Imaginemos o início de uma semana que parece estar contra nós: acordamos sobressaltadas com o telefonema de um familiar a perguntar se já estamos a trabalhar - quando, claramente, estamos com voz de sono. Enquanto tomamos apressadamente o pequeno-almoço, o café decide dançar uma valsa com a nossa camisa preferida. Na rua, ao corrermos para o metro, já atrasadas, pisamos uma pastilha elástica que se prende aos nossos saltos altos prediletos, fazendo-nos perder o transporte. Estes pequenos episódios, como notas desafinadas numa sinfonia, desenham o prelúdio de um dia azarento.

Porém, no palco da nossa mente, o que realmente transforma um dia normal num dia de azar é o tal encenador chamado viés de confirmação. Este subtil manipulador cognitivo sussurra-nos para prestarmos mais atenção aos momentos desagradáveis, agravando a sensação de azar, enquanto os momentos felizes são relegados para segundo plano, perpetuando assim a narrativa de um dia infortunado. O conceito de infortúnio tem origens tão variadas quanto as culturas que o abraçam. Uma teia complexa de mitos, crenças e superstições, bordada pelo tecido vibrante da cultura humana. Embora por vezes pareça que todos os dias são dias de azar, há datas específicas que carregam o manto das adversidades. 

A grande e conhecida sexta-feira 13 - que até já deu origem a jogos de terror - tem uma origem nebulosa, mergulhada nas profundezas do tempo, mas muitos acreditam que está enraizada em tradições bíblicas - a Última Ceia, com os seus treze convidados e a crucificação de Jesus numa sexta-feira. Ou então, como alguns historiadores afirmam, pode estar relacionado com a data de 13 de outubro de 1307, em que milhares de Templários foram capturados e torturados em França.

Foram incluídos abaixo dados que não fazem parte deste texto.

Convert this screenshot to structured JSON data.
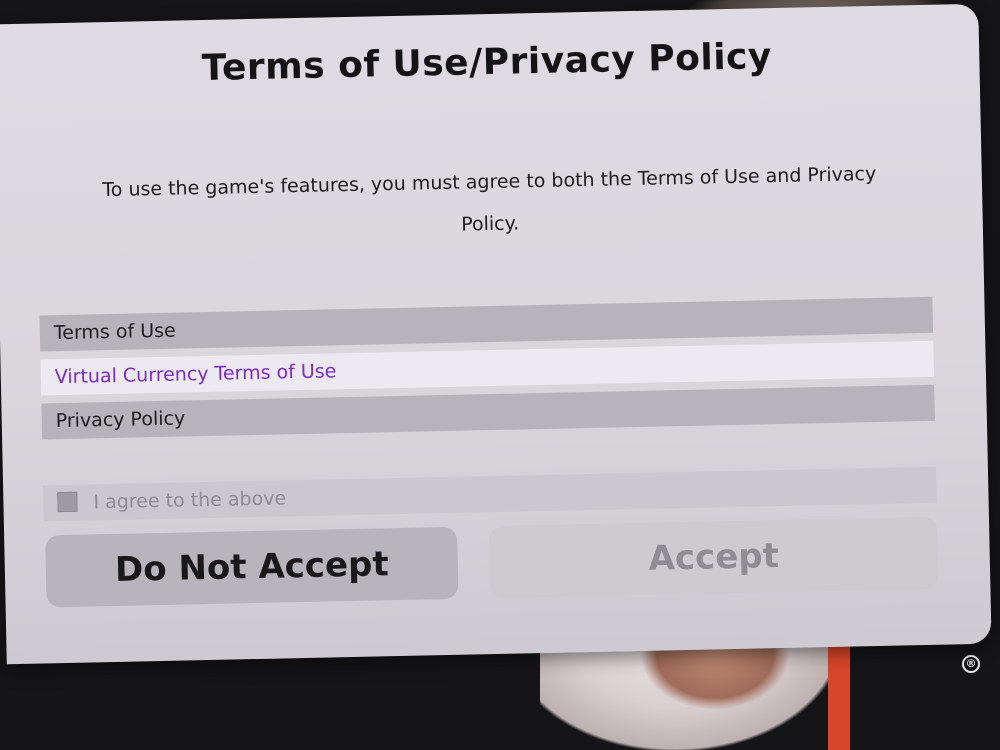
{
  "dialog": {
    "title": "Terms of Use/Privacy Policy",
    "description": "To use the game's features, you must agree to both the Terms of Use and Privacy Policy."
  },
  "links": [
    {
      "label": "Terms of Use",
      "selected": false
    },
    {
      "label": "Virtual Currency Terms of Use",
      "selected": true
    },
    {
      "label": "Privacy Policy",
      "selected": false
    }
  ],
  "agreement": {
    "label": "I agree to the above",
    "checked": false
  },
  "buttons": {
    "decline": "Do Not Accept",
    "accept": "Accept",
    "accept_enabled": false
  },
  "background": {
    "registered_mark": "®"
  },
  "colors": {
    "selected_text": "#7c2cc4",
    "panel": "#dedbe2"
  }
}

Contrastando, no riquíssimo folclore italiano, a sexta-feira 17 é vista como mensageira da má sorte. A lógica para este temor é quase poética: em números romanos, 17 é escrito como XVII, que reorganizado, forma a palavra "VIXI". Esta expressão, que significa "eu vivi", é frequentemente gravada em lápides romanas - equivalente a “eu morri”, uma sombria alusão à mortalidade. Contudo não são só as sextas-feiras que têm má reputação, as terças-feiras também são conhecidas pelos azares da vida. A terça-feira 13 é o equivalente grego da sexta-feira 13. A superstição advém de um evento que ocorreu numa terça-feira em 1453, em que os turcos otomanos conquistaram a cidade de Constantinopla e dominaram, durante quase quatro séculos, todos os impérios bizantinos, incluindo a Grécia.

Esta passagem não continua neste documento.